ZMedia Purwodadi

Merangkai Jarak

Table of Contents

Sudah lebih dari setahun sejak Aisyah dan adiknya, Nisa, tinggal bersama ibu mereka setelah perceraian orang tua mereka. Awalnya, semua berjalan seperti biasa, tapi lambat laun jarak antara mereka dengan sang ayah semakin terasa.

Dulu, Aisyah adalah anak yang paling dekat dengan ayahnya. Setiap sore sepulang sekolah, ayahnya selalu menjemputnya. Mereka mengobrol di sepanjang jalan pulang, membicarakan segala hal—dari pelajaran di sekolah hingga mimpi-mimpi Aisyah yang ingin menjadi seorang dokter. Meski hubungan ayah dan ibu mereka mulai merenggang, Aisyah tetap merasa aman di bawah naungan ayahnya. Namun, seiring berjalannya waktu, sesuatu berubah.

Sekarang, setiap kali ayahnya mencoba menghubungi, Aisyah selalu lambat merespons. Kadang ia hanya membalas dengan pesan singkat yang dingin, kadang tak membalas sama sekali. Bahkan, pertemuan mereka kini terbatas hanya saat ayah menjemputnya di sekolah, itupun tanpa banyak kata. Aisyah lebih banyak diam dan tenggelam dalam pikirannya. Di balik sikap dinginnya, ada perasaan terpendam yang ia sendiri sulit pahami.

“Apa yang terjadi, Kak?” Nisa sering bertanya pada Aisyah, berharap kakaknya mau berbagi. Namun Aisyah hanya menggeleng dan menatap keluar jendela.

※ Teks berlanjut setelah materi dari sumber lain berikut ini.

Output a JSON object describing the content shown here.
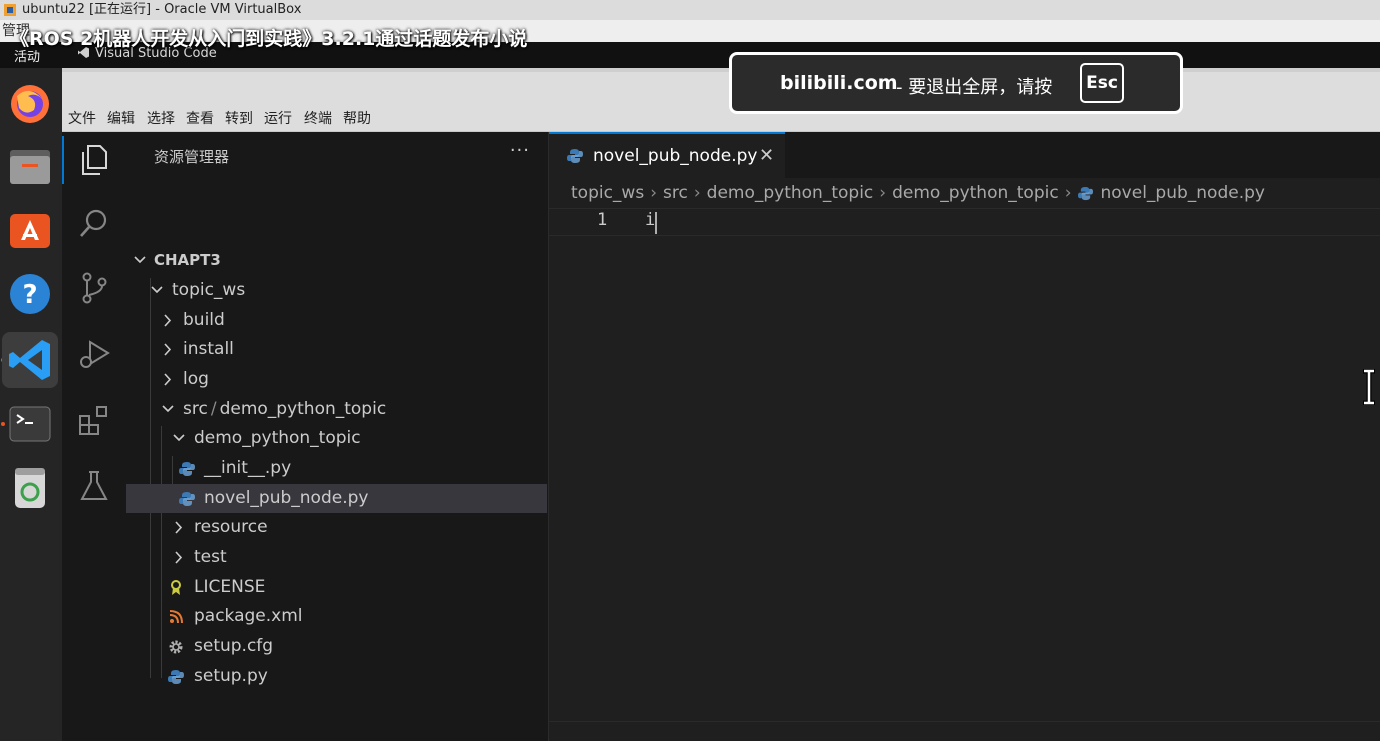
{
  "host_window": {
    "title": "ubuntu22 [正在运行] - Oracle VM VirtualBox",
    "menu_visible_text": "管理"
  },
  "video_overlay": {
    "title": "《ROS 2机器人开发从入门到实践》3.2.1通过话题发布小说"
  },
  "ubuntu_panel": {
    "activities": "活动",
    "app_name": "Visual Studio Code"
  },
  "dock": {
    "items": [
      "firefox-icon",
      "files-icon",
      "app-center-icon",
      "help-icon",
      "vscode-icon",
      "terminal-icon",
      "trash-icon"
    ]
  },
  "menubar": {
    "items": [
      "文件",
      "编辑",
      "选择",
      "查看",
      "转到",
      "运行",
      "终端",
      "帮助"
    ]
  },
  "explorer": {
    "title": "资源管理器",
    "more": "···",
    "root": "CHAPT3",
    "tree": [
      {
        "label": "topic_ws",
        "type": "folder",
        "open": true
      },
      {
        "label": "build",
        "type": "folder",
        "open": false
      },
      {
        "label": "install",
        "type": "folder",
        "open": false
      },
      {
        "label": "log",
        "type": "folder",
        "open": false
      },
      {
        "label": "src",
        "label_suffix": "demo_python_topic",
        "type": "folder",
        "open": true
      },
      {
        "label": "demo_python_topic",
        "type": "folder",
        "open": true
      },
      {
        "label": "__init__.py",
        "type": "python"
      },
      {
        "label": "novel_pub_node.py",
        "type": "python",
        "selected": true
      },
      {
        "label": "resource",
        "type": "folder",
        "open": false
      },
      {
        "label": "test",
        "type": "folder",
        "open": false
      },
      {
        "label": "LICENSE",
        "type": "license"
      },
      {
        "label": "package.xml",
        "type": "xml"
      },
      {
        "label": "setup.cfg",
        "type": "gear"
      },
      {
        "label": "setup.py",
        "type": "python"
      }
    ]
  },
  "editor": {
    "tab_label": "novel_pub_node.py",
    "close_glyph": "✕",
    "breadcrumb": [
      "topic_ws",
      "src",
      "demo_python_topic",
      "demo_python_topic",
      "novel_pub_node.py"
    ],
    "line_number": "1",
    "code": "i"
  },
  "notice": {
    "domain": "bilibili.com",
    "message": "- 要退出全屏，请按",
    "key": "Esc"
  },
  "colors": {
    "accent": "#0078d4",
    "ubuntu_orange": "#e95420",
    "python_blue": "#3c7ab5",
    "xml_orange": "#e37933",
    "license_yellow": "#cbcb41"
  }
}
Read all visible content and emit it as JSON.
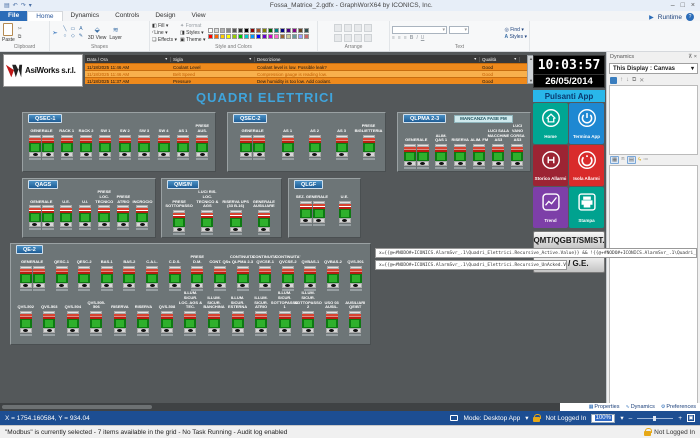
{
  "window": {
    "title": "Fossa_Matrice_2.gdfx - GraphWorX64 by ICONICS, Inc."
  },
  "ribbon": {
    "tabs": [
      "File",
      "Home",
      "Dynamics",
      "Controls",
      "Design",
      "View"
    ],
    "active_tab": "Home",
    "runtime_label": "Runtime",
    "group_labels": [
      "Clipboard",
      "Shapes",
      "Style and Colors",
      "Arrange",
      "Text"
    ],
    "buttons": {
      "paste": "Paste",
      "fill": "Fill",
      "line": "Line",
      "effects": "Effects",
      "format": "Format",
      "styles": "Styles",
      "theme": "Theme",
      "view3d": "3D View",
      "layer": "Layer",
      "find": "Find",
      "text_styles": "Styles"
    },
    "palette_row1": [
      "#ffffff",
      "#d8d8d8",
      "#b0b0b0",
      "#888888",
      "#585858",
      "#303030",
      "#000000",
      "#8b0000",
      "#a0522d",
      "#808000",
      "#006400",
      "#008080",
      "#000080",
      "#4b0082",
      "#800080",
      "#654321",
      "#2f4f4f"
    ],
    "palette_row2": [
      "#ff0000",
      "#ff6600",
      "#ffcc00",
      "#ffff00",
      "#99cc00",
      "#00cc00",
      "#00cccc",
      "#0099ff",
      "#0000ff",
      "#6600cc",
      "#cc00cc",
      "#ff66cc",
      "#996633",
      "#cccc99",
      "#669999",
      "#9999ff",
      "#cc6666"
    ]
  },
  "logo": {
    "company": "AsiWorks s.r.l."
  },
  "alarm_grid": {
    "columns": [
      "Data / Ora",
      "Sigla",
      "Descrizione",
      "Qualità"
    ],
    "rows": [
      {
        "time": "11/18/2025 11:46 AM",
        "sigla": "Coolant Level",
        "desc": "Coolant level is low.  Possible leak?",
        "quality": "Good",
        "selected": false
      },
      {
        "time": "11/18/2025 11:46 AM",
        "sigla": "Belt Speed",
        "desc": "Compression gauge is reading low.",
        "quality": "Good",
        "selected": true
      },
      {
        "time": "11/18/2025 11:37 AM",
        "sigla": "Pressure",
        "desc": "Dew humidity is too low.  Add coolant.",
        "quality": "Good",
        "selected": false
      }
    ]
  },
  "canvas": {
    "title": "QUADRI ELETTRICI"
  },
  "panels": [
    {
      "name": "QSEC-1",
      "rows": [
        [
          {
            "label": "GENERALE",
            "double": true
          },
          {
            "label": "RACK 1"
          },
          {
            "label": "RACK 2"
          },
          {
            "label": "SW 1"
          },
          {
            "label": "SW 2"
          },
          {
            "label": "SW 3"
          },
          {
            "label": "SW 4"
          },
          {
            "label": "AS 1"
          },
          {
            "label": "PRESE AUS."
          }
        ]
      ]
    },
    {
      "name": "QSEC-2",
      "rows": [
        [
          {
            "label": "GENERALE",
            "double": true
          },
          {
            "label": "AS 1"
          },
          {
            "label": "AS 2"
          },
          {
            "label": "AS 3"
          },
          {
            "label": "PRESE BIGLIETTERIA"
          }
        ]
      ]
    },
    {
      "name": "QLPMA 2-3",
      "banner": "MANCANZA FASE FM",
      "rows": [
        [
          {
            "label": "GENERALE",
            "double": true
          },
          {
            "label": "ALIM. QAS 1"
          },
          {
            "label": "RISERVA"
          },
          {
            "label": "ALIM. FM"
          },
          {
            "label": "LUCI SALA MACCHINE AS3"
          },
          {
            "label": "LUCI VANO CORSA AS3"
          }
        ]
      ]
    },
    {
      "name": "QAGS",
      "rows": [
        [
          {
            "label": "GENERALE",
            "double": true
          },
          {
            "label": "U.E."
          },
          {
            "label": "U.I."
          },
          {
            "label": "PRESE LOC. TECNICO"
          },
          {
            "label": "PRESE ATRIO"
          },
          {
            "label": "INCROCIO"
          }
        ]
      ]
    },
    {
      "name": "QMS/N",
      "rows": [
        [
          {
            "label": "PRESE SOTTOPASSO"
          },
          {
            "label": "LUCI RIS. LOC. TECNICO & AGS"
          },
          {
            "label": "RISERVA UPS (33 B-16)"
          },
          {
            "label": "GENERALE AUSILIARE"
          }
        ]
      ]
    },
    {
      "name": "QLGF",
      "rows": [
        [
          {
            "label": "SEZ. GENERALE",
            "double": true
          },
          {
            "label": "U.E."
          }
        ]
      ]
    },
    {
      "name": "QE-2",
      "rows": [
        [
          {
            "label": "GENERALE",
            "double": true
          },
          {
            "label": "QESC-1"
          },
          {
            "label": "QESC-2"
          },
          {
            "label": "BAS-1"
          },
          {
            "label": "BAS-2"
          },
          {
            "label": "C.A.L."
          },
          {
            "label": "C.D.S."
          },
          {
            "label": "PRESE D.M."
          },
          {
            "label": "CONT. QSs"
          },
          {
            "label": "CONTINUITA' QLPMA 2-3"
          },
          {
            "label": "CONTINUITA' QVCSE-1"
          },
          {
            "label": "CONTINUITA' QVCSE-2"
          },
          {
            "label": "QVBAS-1"
          },
          {
            "label": "QVBAS-2"
          },
          {
            "label": "QVS-501"
          }
        ],
        [
          {
            "label": "QVS-502"
          },
          {
            "label": "QVS-503"
          },
          {
            "label": "QVS-504"
          },
          {
            "label": "QVS-505-506"
          },
          {
            "label": "RISERVA"
          },
          {
            "label": "RISERVA"
          },
          {
            "label": "QVS-508"
          },
          {
            "label": "ILLUM. SICUR. LOC. AGS & TEC."
          },
          {
            "label": "ILLUM. SICUR. BANCHINA"
          },
          {
            "label": "ILLUM. SICUR. ESTERNA"
          },
          {
            "label": "ILLUM. SICUR. ATRIO"
          },
          {
            "label": "ILLUM. SICUR. SOTTOPASSO 1"
          },
          {
            "label": "ILLUM. SICUR. SOTTOPASSO 2"
          },
          {
            "label": "USO 03 AUSIL."
          },
          {
            "label": "AUSILIARI QE/BT"
          }
        ]
      ]
    }
  ],
  "tooltip": {
    "line1": "x={{@+#NODO#+ICONICS.AlarmSvr_.1\\Quadri_Elettrici.Recursive_Active.Value}} && !{{@+#NODO#+ICONICS.AlarmSvr_.1\\Quadri_Elettrici.Recursive_UnAcked.Value}}",
    "line2": "x={{@+#NODO#+ICONICS.AlarmSvr_.1\\Quadri_Elettrici.Recursive_UnAcked.Value}}"
  },
  "sidebar": {
    "clock": "10:03:57",
    "date": "26/05/2014",
    "header": "Pulsanti App",
    "apps": [
      {
        "label": "Home",
        "color": "#00a693",
        "icon": "home"
      },
      {
        "label": "Termina App",
        "color": "#1e88d2",
        "icon": "power"
      },
      {
        "label": "Storico Allarmi",
        "color": "#9c2433",
        "icon": "history"
      },
      {
        "label": "Isola Allarmi",
        "color": "#d92b2b",
        "icon": "alarm"
      },
      {
        "label": "Trend",
        "color": "#7d3fa8",
        "icon": "trend"
      },
      {
        "label": "Stampa",
        "color": "#00a28f",
        "icon": "print"
      }
    ],
    "qmt_button": "QMT/QGBT/SMIST.",
    "ups_button": "UPS / G.E."
  },
  "dynamics_panel": {
    "title": "Dynamics",
    "selector": "This Display : Canvas",
    "footer_tabs": [
      {
        "label": "Properties",
        "icon": "grid"
      },
      {
        "label": "Dynamics",
        "icon": "wave"
      },
      {
        "label": "Preferences",
        "icon": "gear"
      }
    ]
  },
  "status_bar": {
    "coords": "X = 1754.160584, Y = 934.04",
    "mode": "Mode: Desktop App",
    "login": "Not Logged In",
    "zoom": "100%"
  },
  "bottom_bar": {
    "message": "\"Modbus\" is currently selected - 7 items available in the grid - No Task Running - Audit log enabled",
    "login": "Not Logged In"
  }
}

Nisa, yang dulunya selalu ceria setiap kali diajak menginap di rumah ayah, kini pun mulai berubah. Setiap kali ayahnya mengundang mereka berkunjung, Nisa selalu punya alasan untuk menolak. “Aku sibuk, Ayah,” kata Nisa di telepon suatu hari. Padahal, di balik alasan itu, Nisa juga merasakan hal yang sama dengan kakaknya. Ada jarak yang semakin sulit dijembatani.

Di sisi lain, ayah mereka merasa sangat kehilangan. Ia merindukan tawa Aisyah yang ceria dan obrolan ringan dengan Nisa saat mereka bermain di taman. Setiap kali ia melihat foto-foto lama mereka bertiga, hatinya mencubit. Hanya dengan kenangan itulah ia bisa sedikit merasakan kehangatan yang dulu begitu dekat. Namun sekarang, ia hanya bisa berharap sambil memandangi layar ponsel yang sepi pesan.

Suatu hari, saat sedang sendirian di ruang tamunya yang sunyi, ayah mereka mengirim pesan. Kali ini bukan undangan makan atau permintaan bertemu. Hanya sebuah pesan singkat yang tulus, tanpa beban.

"Kakak, Adik, Ayah rindu kalian. Maafkan Ayah kalau selama ini Ayah membuat kalian merasa jauh. Ayah cuma ingin kita bisa seperti dulu lagi. Kalau kalian punya waktu, Ayah ingin sekali mendengar cerita kalian. Tentang apapun. Take care, my girls."

Pesan itu hanya diam di ponsel Aisyah dan Nisa. Keduanya membacanya, tapi tidak langsung membalas. Ada rasa bersalah dan rindu yang sama-sama mereka rasakan, namun sulit untuk diungkapkan. Mereka terdiam, bertanya-tanya bagaimana cara memulai kembali.

Di dalam hati kecil mereka, mereka tahu. Hubungan dengan ayah mereka mungkin tidak akan kembali seperti dulu, tapi jarak itu bisa diperkecil. Yang diperlukan hanyalah langkah kecil. Mungkin bukan sekarang, tapi suatu hari nanti, mereka akan menemukan cara untuk mendekat lagi.